When I wanted to play around with Oniguruma (the forthcoming regular expression engine for Ruby 2.0) I used the Oniguruma gem, which kept me from needing to recompile Ruby or installing 1.9. One of the things about using the gem, though, is that you can’t do this:
001:0> re = Oniguruma::ORegexp.new('e')
002:0> "test".match(re)
TypeError: wrong argument type Oniguruma::ORegexp (expected Regexp)
from (irb):2:in `match'
from (irb):2
Now, I’m really used to the String#match way of doing things. That’s been my idiom. I’ve never ever even thought of using Regexp#match. For some reason (dumb luck, probably) String#match makes more sense to me. So I thought I was pretty smart by adding this to my .irbrc:
require ‘oniguruma‘ include Oniguruma # allow String#match to take Oniguruma regexps class String alias_method :old_match, :match def match(regexp) case regexp when Oniguruma::ORegexp regexp.match(self) else old_match(regexp) end end end
But what I found out (after Hpricot stopped working, looking at its source code, googling for $’ [fun], and playing around in irb) was that no longer were global variables $~, $', $1, etc. being set. Oh wait, did I say global variables?

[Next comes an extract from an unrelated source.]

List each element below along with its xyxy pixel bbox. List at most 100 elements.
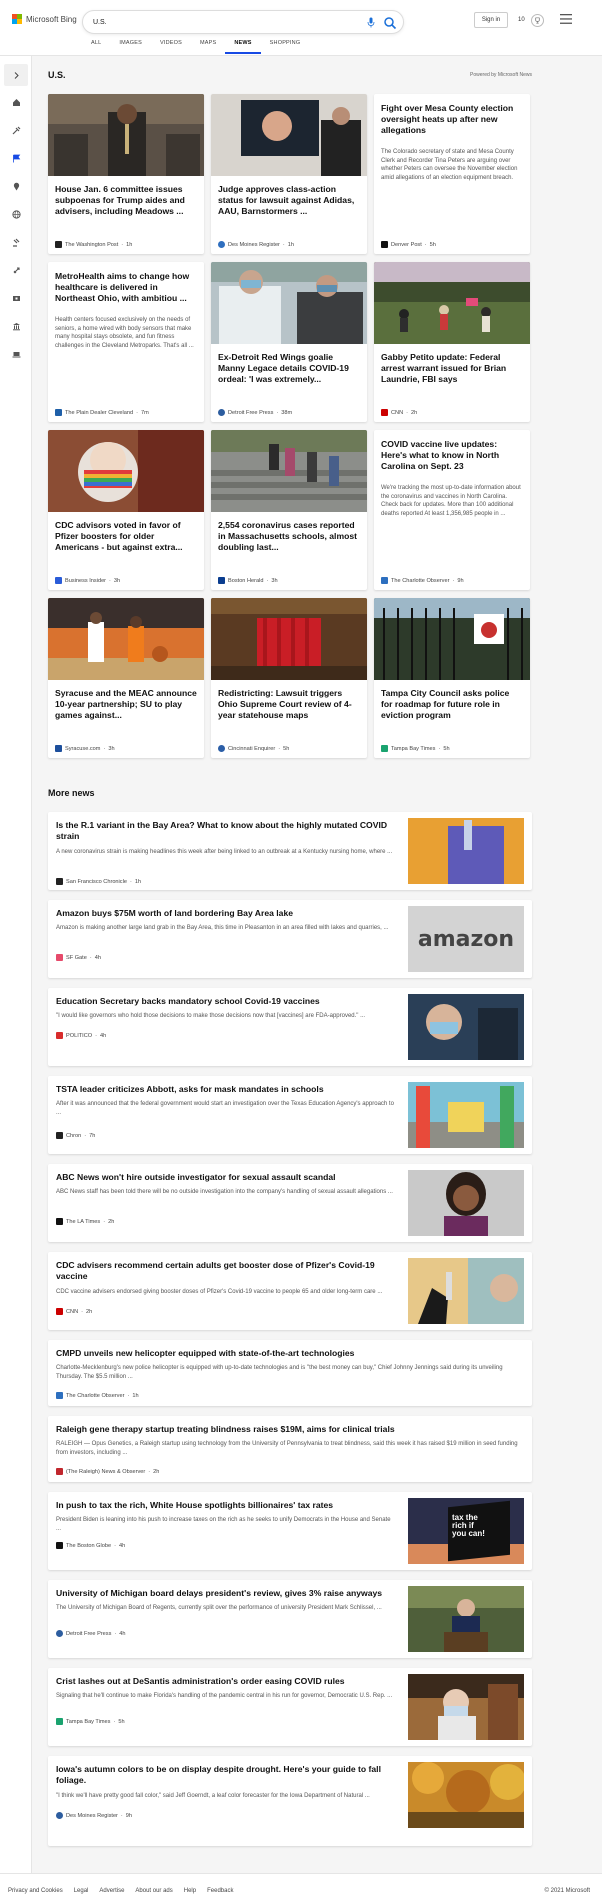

Surprise! They aren’t. They’re local. They have the scope of wherever the match is happening. So when I wrapped everything within a method, those variables aren’t viewable outside the method. But then, they aren’t really variables anyway. They’re “parser-level macros”, says taw. The confusion is that a lot of people call them global variables (because they certainly look that way).
It tripped me up.
I’ve stopped redefining String#match, and I’m getting used to ORegexp#match when I need an Oniguruma expression.
I hope this information will ever prove useful to someone.